After a complex book exchange (and some trading) at a meeting of romance writers, one of my gifts was a copy of Georgette Heyer’s The Convenient Marriage. At first glance, it appeared to be a standard Regency romance.
The Earl of Rule is obligated to marry, and has selected Lady Elizabeth to be his bride. She has agreed. Given her family’s finances, she has little choice. However, Elizabeth loves another, a gentleman, but poor (relatively). Her youngest sister, Horatia, proposes (literally) that Rule marry her in place of her sister, and Rule is sufficiently intrigued to agree.
Then I checked the copyright date: 1934. The reason for a foreword, in this edition, became clear. Romance writer Jo Beverley writes about her discovery of this book in the 1960s, and places it in the contexts of Heyer’s works and the romance genre. According to Beverly, this was a ground-breaking book, Regency in tone but set in the Georgian period, without Gothic elements or a menacing hero. Beverly’s introduction was, for me, a great review of the elements and categories of historicals.
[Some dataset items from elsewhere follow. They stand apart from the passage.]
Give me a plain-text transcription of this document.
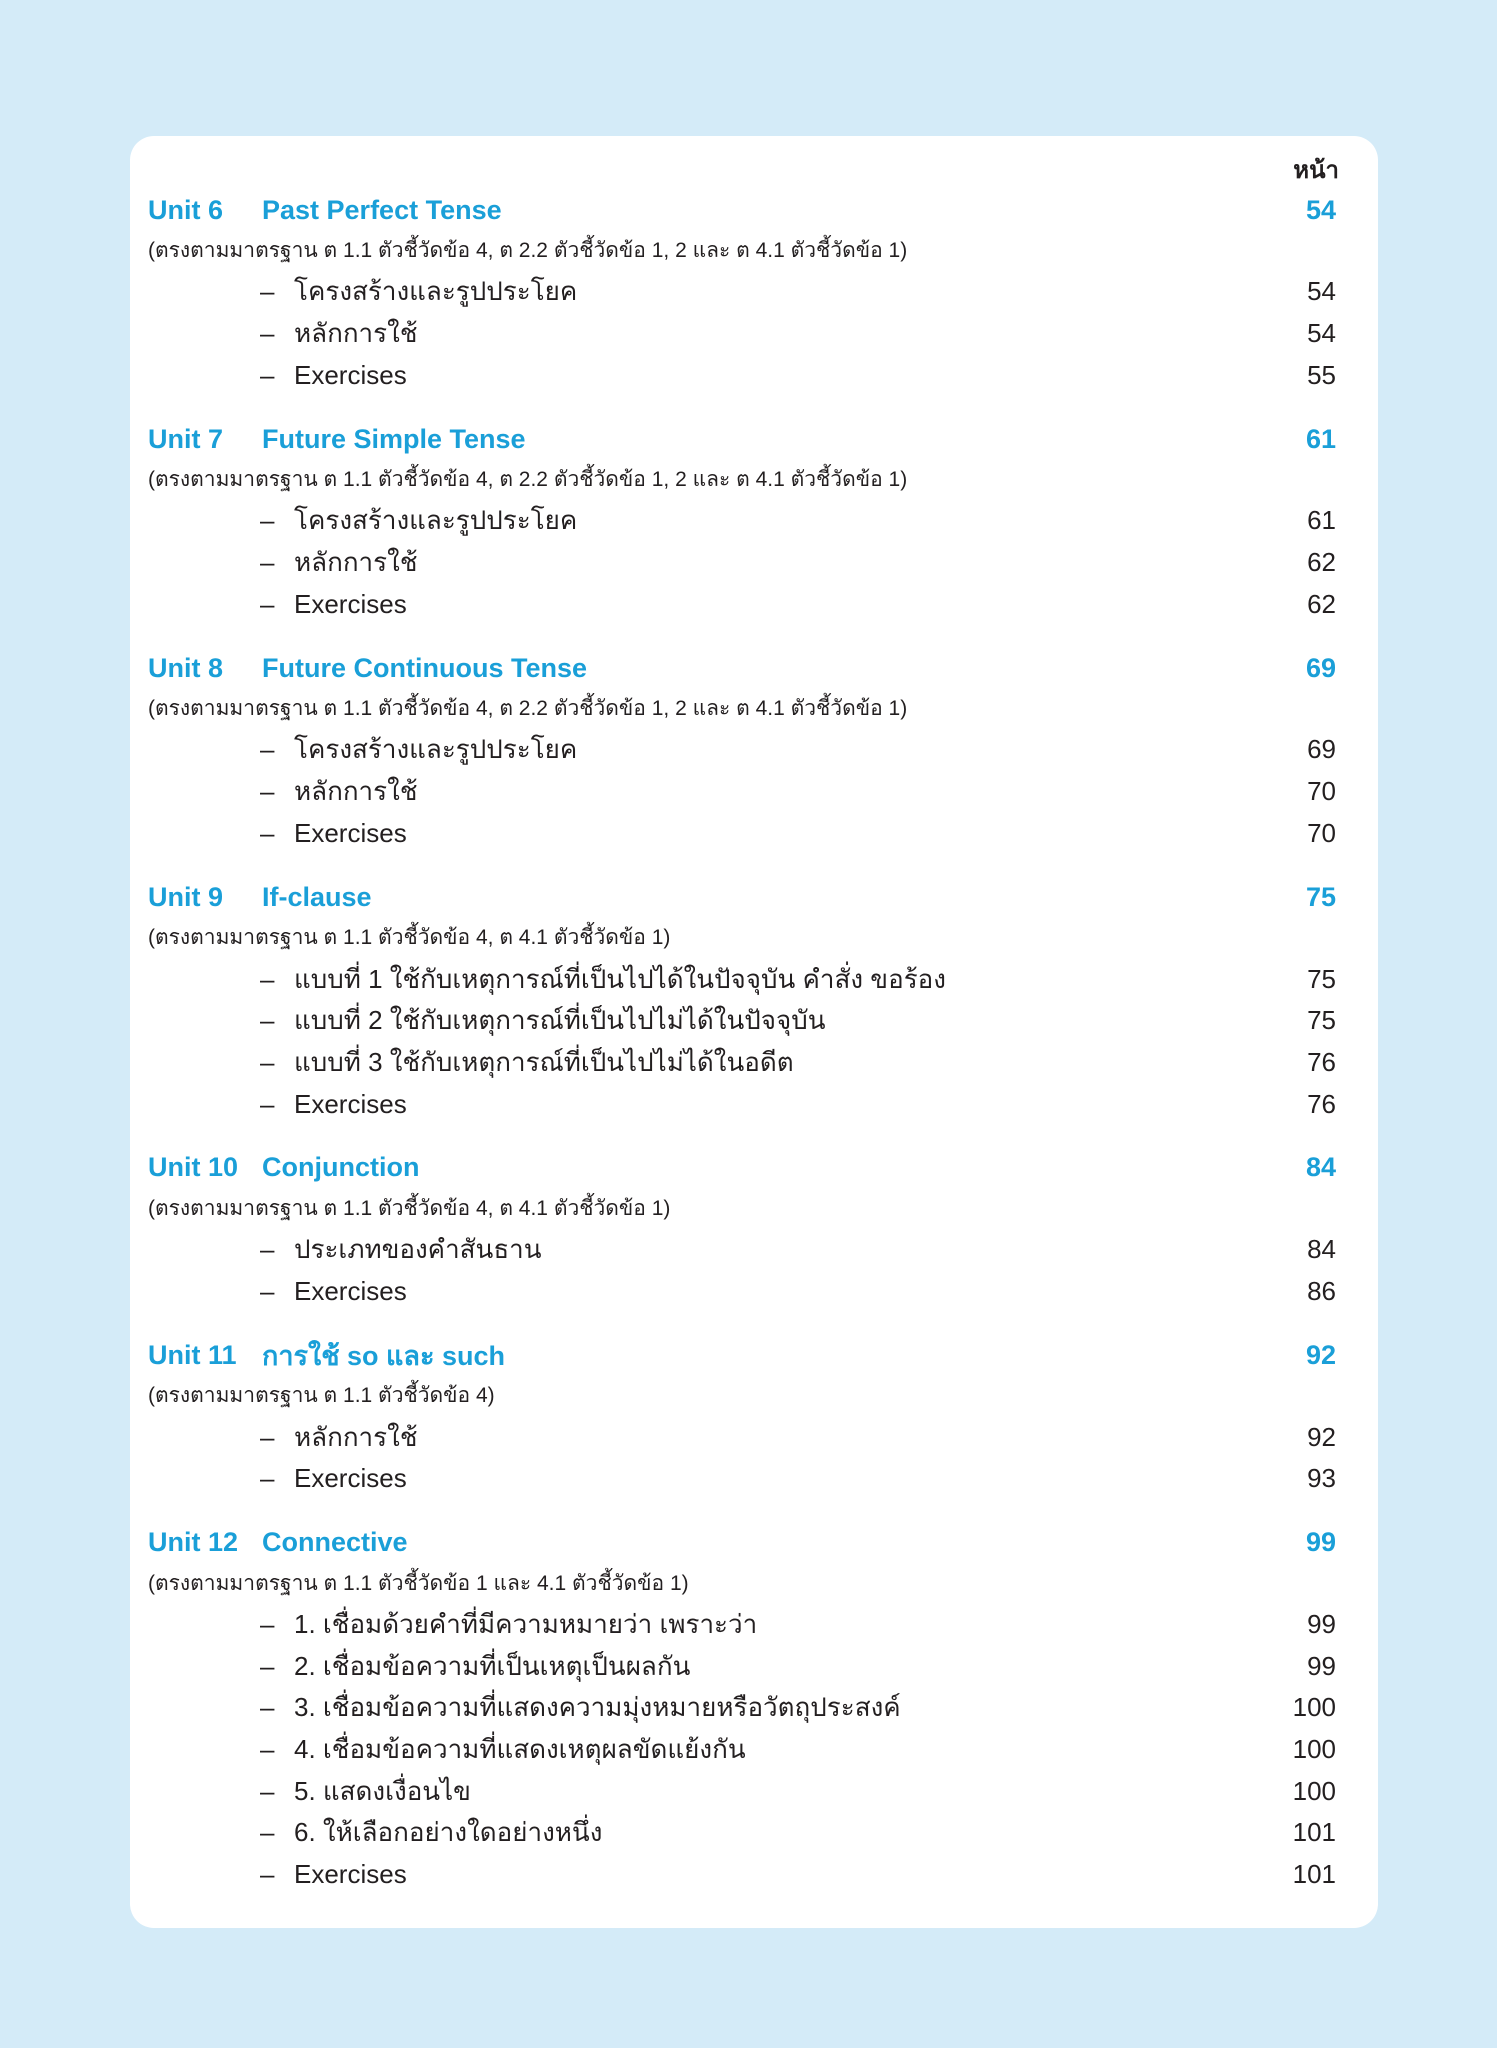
หน้า
Unit 6	Past Perfect Tense	54
(ตรงตามมาตรฐาน ต 1.1 ตัวชี้วัดข้อ 4, ต 2.2 ตัวชี้วัดข้อ 1, 2 และ ต 4.1 ตัวชี้วัดข้อ 1)
– โครงสร้างและรูปประโยค	54
– หลักการใช้	54
– Exercises	55
Unit 7	Future Simple Tense	61
(ตรงตามมาตรฐาน ต 1.1 ตัวชี้วัดข้อ 4, ต 2.2 ตัวชี้วัดข้อ 1, 2 และ ต 4.1 ตัวชี้วัดข้อ 1)
– โครงสร้างและรูปประโยค	61
– หลักการใช้	62
– Exercises	62
Unit 8	Future Continuous Tense	69
(ตรงตามมาตรฐาน ต 1.1 ตัวชี้วัดข้อ 4, ต 2.2 ตัวชี้วัดข้อ 1, 2 และ ต 4.1 ตัวชี้วัดข้อ 1)
– โครงสร้างและรูปประโยค	69
– หลักการใช้	70
– Exercises	70
Unit 9	If-clause	75
(ตรงตามมาตรฐาน ต 1.1 ตัวชี้วัดข้อ 4, ต 4.1 ตัวชี้วัดข้อ 1)
– แบบที่ 1 ใช้กับเหตุการณ์ที่เป็นไปได้ในปัจจุบัน คำสั่ง ขอร้อง	75
– แบบที่ 2 ใช้กับเหตุการณ์ที่เป็นไปไม่ได้ในปัจจุบัน	75
– แบบที่ 3 ใช้กับเหตุการณ์ที่เป็นไปไม่ได้ในอดีต	76
– Exercises	76
Unit 10 Conjunction	84
(ตรงตามมาตรฐาน ต 1.1 ตัวชี้วัดข้อ 4, ต 4.1 ตัวชี้วัดข้อ 1)
– ประเภทของคำสันธาน	84
– Exercises	86
Unit 11 การใช้ so และ such	92
(ตรงตามมาตรฐาน ต 1.1 ตัวชี้วัดข้อ 4)
– หลักการใช้	92
– Exercises	93
Unit 12 Connective	99
(ตรงตามมาตรฐาน ต 1.1 ตัวชี้วัดข้อ 1 และ 4.1 ตัวชี้วัดข้อ 1)
– 1. เชื่อมด้วยคำที่มีความหมายว่า เพราะว่า	99
– 2. เชื่อมข้อความที่เป็นเหตุเป็นผลกัน	99
– 3. เชื่อมข้อความที่แสดงความมุ่งหมายหรือวัตถุประสงค์	100
– 4. เชื่อมข้อความที่แสดงเหตุผลขัดแย้งกัน	100
– 5. แสดงเงื่อนไข	100
– 6. ให้เลือกอย่างใดอย่างหนึ่ง	101
– Exercises	101
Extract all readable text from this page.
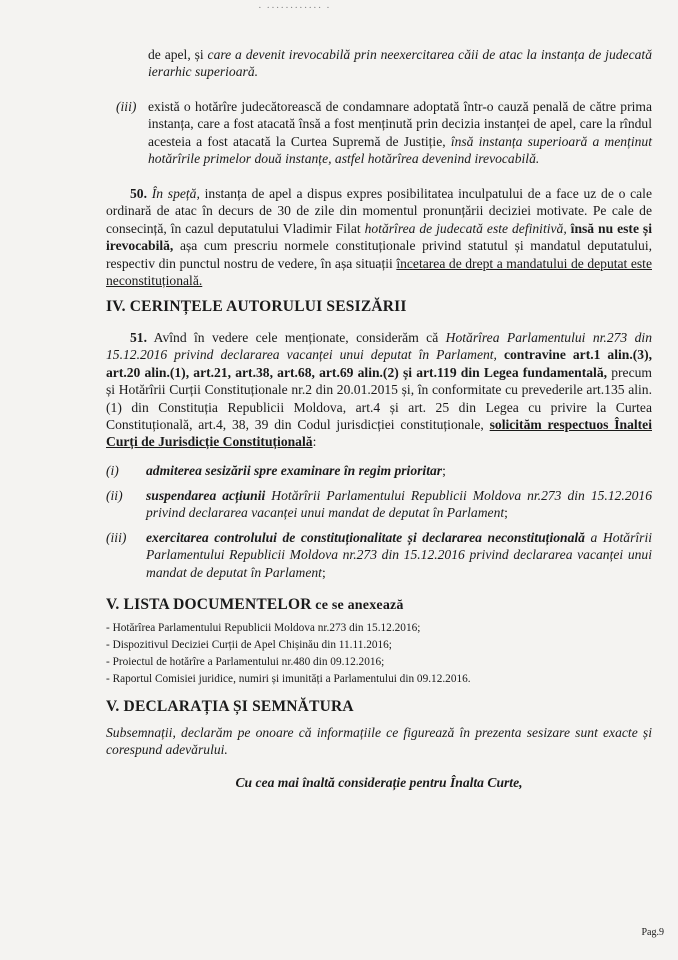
· ············ ·
de apel, și care a devenit irevocabilă prin neexercitarea căii de atac la instanța de judecată ierarhic superioară.
(iii) există o hotărîre judecătorească de condamnare adoptată într-o cauză penală de către prima instanța, care a fost atacată însă a fost menținută prin decizia instanței de apel, care la rîndul acesteia a fost atacată la Curtea Supremă de Justiție, însă instanța superioară a menținut hotărîrile primelor două instanțe, astfel hotărîrea devenind irevocabilă.
50. În speță, instanța de apel a dispus expres posibilitatea inculpatului de a face uz de o cale ordinară de atac în decurs de 30 de zile din momentul pronunțării deciziei motivate. Pe cale de consecință, în cazul deputatului Vladimir Filat hotărîrea de judecată este definitivă, însă nu este și irevocabilă, așa cum prescriu normele constituționale privind statutul și mandatul deputatului, respectiv din punctul nostru de vedere, în așa situații încetarea de drept a mandatului de deputat este neconstituțională.
IV. CERINȚELE AUTORULUI SESIZĂRII
51. Avînd în vedere cele menționate, considerăm că Hotărîrea Parlamentului nr.273 din 15.12.2016 privind declararea vacanței unui deputat în Parlament, contravine art.1 alin.(3), art.20 alin.(1), art.21, art.38, art.68, art.69 alin.(2) și art.119 din Legea fundamentală, precum și Hotărîrii Curții Constituționale nr.2 din 20.01.2015 și, în conformitate cu prevederile art.135 alin.(1) din Constituția Republicii Moldova, art.4 și art. 25 din Legea cu privire la Curtea Constituțională, art.4, 38, 39 din Codul jurisdicției constituționale, solicităm respectuos Înaltei Curți de Jurisdicție Constituțională:
(i) admiterea sesizării spre examinare în regim prioritar;
(ii) suspendarea acțiunii Hotărîrii Parlamentului Republicii Moldova nr.273 din 15.12.2016 privind declararea vacanței unui mandat de deputat în Parlament;
(iii) exercitarea controlului de constituționalitate și declararea neconstituțională a Hotărîrii Parlamentului Republicii Moldova nr.273 din 15.12.2016 privind declararea vacanței unui mandat de deputat în Parlament;
V. LISTA DOCUMENTELOR ce se anexează
- Hotărîrea Parlamentului Republicii Moldova nr.273 din 15.12.2016;
- Dispozitivul Deciziei Curții de Apel Chișinău din 11.11.2016;
- Proiectul de hotărîre a Parlamentului nr.480 din 09.12.2016;
- Raportul Comisiei juridice, numiri și imunități a Parlamentului din 09.12.2016.
V. DECLARAȚIA ȘI SEMNĂTURA
Subsemnații, declarăm pe onoare că informațiile ce figurează în prezenta sesizare sunt exacte și corespund adevărului.
Cu cea mai înaltă considerație pentru Înalta Curte,
Pag.9
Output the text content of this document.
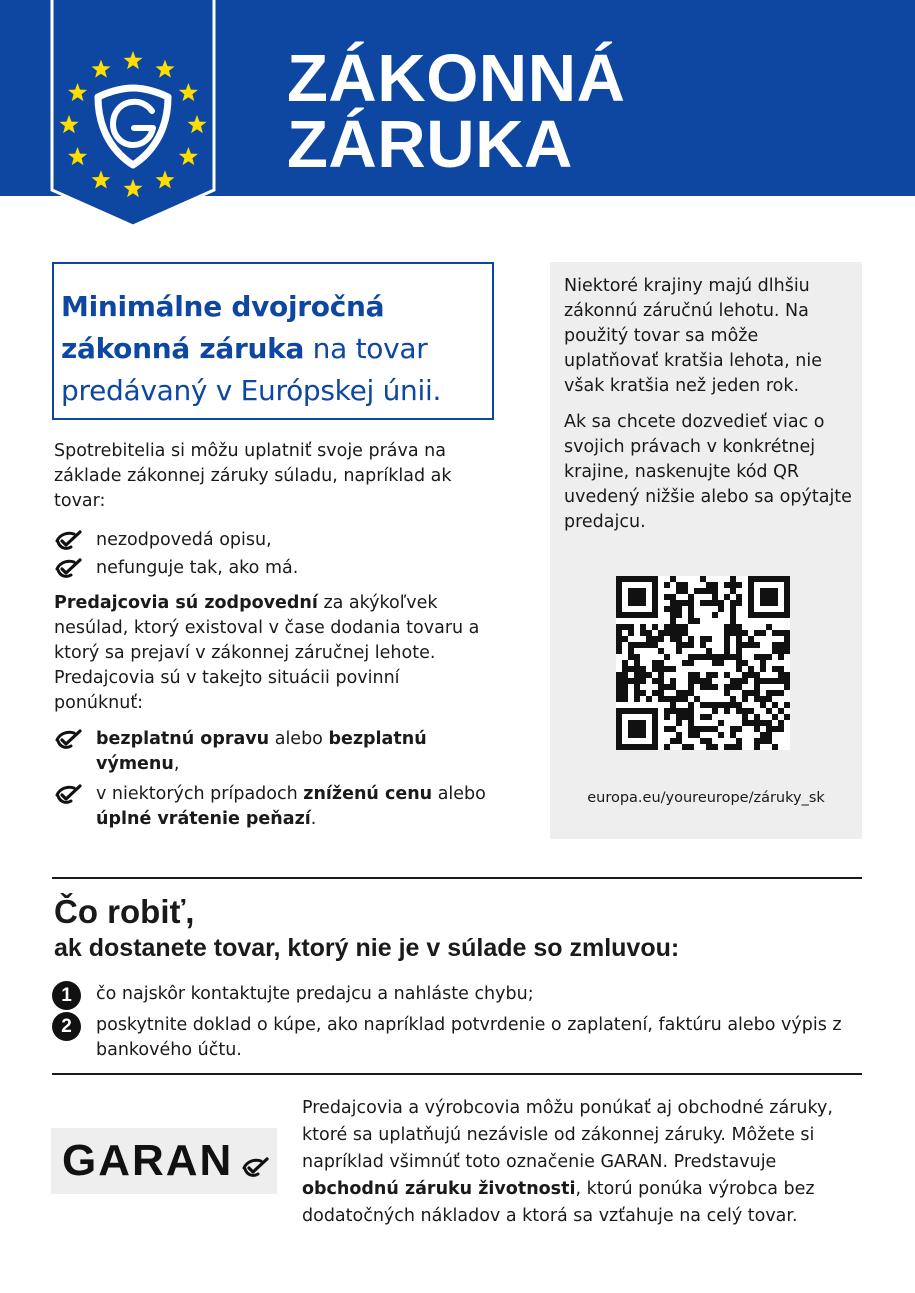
ZÁKONNÁ
ZÁRUKA

Minimálne dvojročná zákonná záruka na tovar predávaný v Európskej únii.

Spotrebitelia si môžu uplatniť svoje práva na základe zákonnej záruky súladu, napríklad ak tovar:

nezodpovedá opisu,
nefunguje tak, ako má.

Predajcovia sú zodpovední za akýkoľvek nesúlad, ktorý existoval v čase dodania tovaru a ktorý sa prejaví v zákonnej záručnej lehote. Predajcovia sú v takejto situácii povinní ponúknuť:

bezplatnú opravu alebo bezplatnú výmenu,
v niektorých prípadoch zníženú cenu alebo úplné vrátenie peňazí.

Niektoré krajiny majú dlhšiu zákonnú záručnú lehotu. Na použitý tovar sa môže uplatňovať kratšia lehota, nie však kratšia než jeden rok.

Ak sa chcete dozvedieť viac o svojich právach v konkrétnej krajine, naskenujte kód QR uvedený nižšie alebo sa opýtajte predajcu.

europa.eu/youreurope/záruky_sk
Čo robiť,
ak dostanete tovar, ktorý nie je v súlade so zmluvou:
1	čo najskôr kontaktujte predajcu a nahláste chybu;
2	poskytnite doklad o kúpe, ako napríklad potvrdenie o zaplatení, faktúru alebo výpis z bankového účtu.
GARAN

Predajcovia a výrobcovia môžu ponúkať aj obchodné záruky, ktoré sa uplatňujú nezávisle od zákonnej záruky. Môžete si napríklad všimnúť toto označenie GARAN. Predstavuje obchodnú záruku životnosti, ktorú ponúka výrobca bez dodatočných nákladov a ktorá sa vzťahuje na celý tovar.
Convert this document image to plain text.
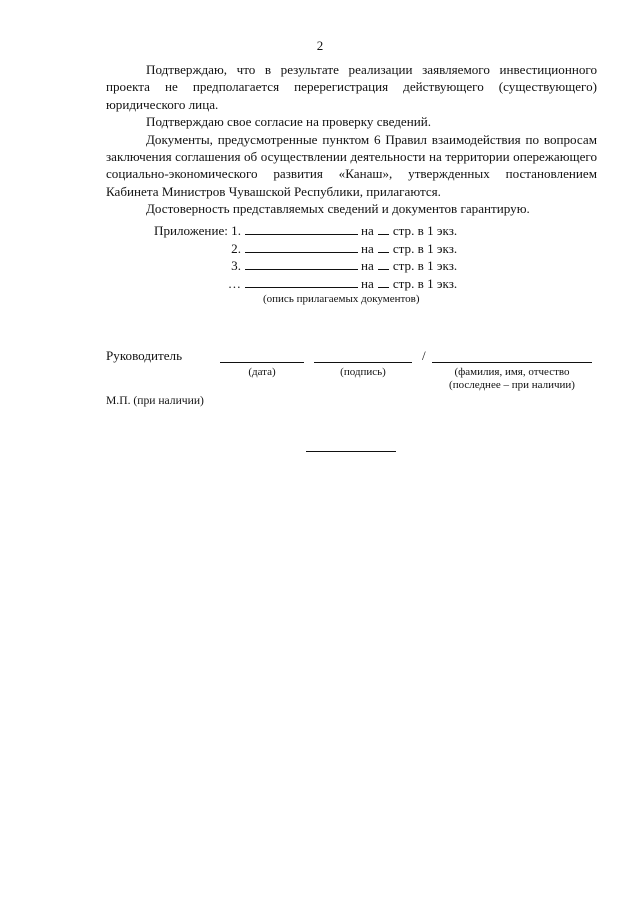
2

Подтверждаю, что в результате реализации заявляемого инвестиционного проекта не предполагается перерегистрация действующего (существующего) юридического лица.

Подтверждаю свое согласие на проверку сведений.

Документы, предусмотренные пунктом 6 Правил взаимодействия по вопросам заключения соглашения об осуществлении деятельности на территории опережающего социально-экономического развития «Канаш», утвержденных постановлением Кабинета Министров Чувашской Республики, прилагаются.

Достоверность представляемых сведений и документов гарантирую.

Приложение: 1.	на стр. в 1 экз.
2.	на стр. в 1 экз.
3.	на стр. в 1 экз.
…	на стр. в 1 экз.
(опись прилагаемых документов)
Руководитель	/
(дата)	(подпись)	(фамилия, имя, отчество
(последнее – при наличии)
М.П. (при наличии)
Is it worth reading for any reason other than being ground-breaking? Yes. A historical is not going to become dated. A few terms were odd, such as the use of abigail to refer to a servant. However, there are sometimes odd terms in recently written historicals. Two plot points stood out: First, part of the marriage arrangement Horatia proposes is that she will not interfere with her husband’s life. Thus Lord Rule continues with a mistress for some time while married, before his affections begin to shift. I’m sure I’ve seen this before, but not so casually. Second, although the couple go on a honeymoon, there’s nothing said about whether the marriage is consummated. I’m inclined to think it is not.
This is a sweet story, about the growth of an affectionate love between a couple forced to be together. Horatia is young and impulsive, Rule is older and sedate. It’s a case of opposites attract, though the age difference (17 and 35) leaves me a little uneasy. Perhaps it is authentic to the period, though the characters themselves comment on it. Both are thoughtful and practical – as in most opposites attract stories, the opposites are superficial. Horatia is considered no great beauty, and stutters, characteristics that Rule finds endearing and the reader finds reassuring (at least this reader does). The plot is complicated by a scheme to ruin Horatia’s reputation, launched by an enemy of Rule. There are intrigues, action sequences, some humour, and a large number of secondary characters, all contributing to a solid read. Most of the romances I read I pass on to others, using a local free library, but this one is a keeper, both for reference and re-reading.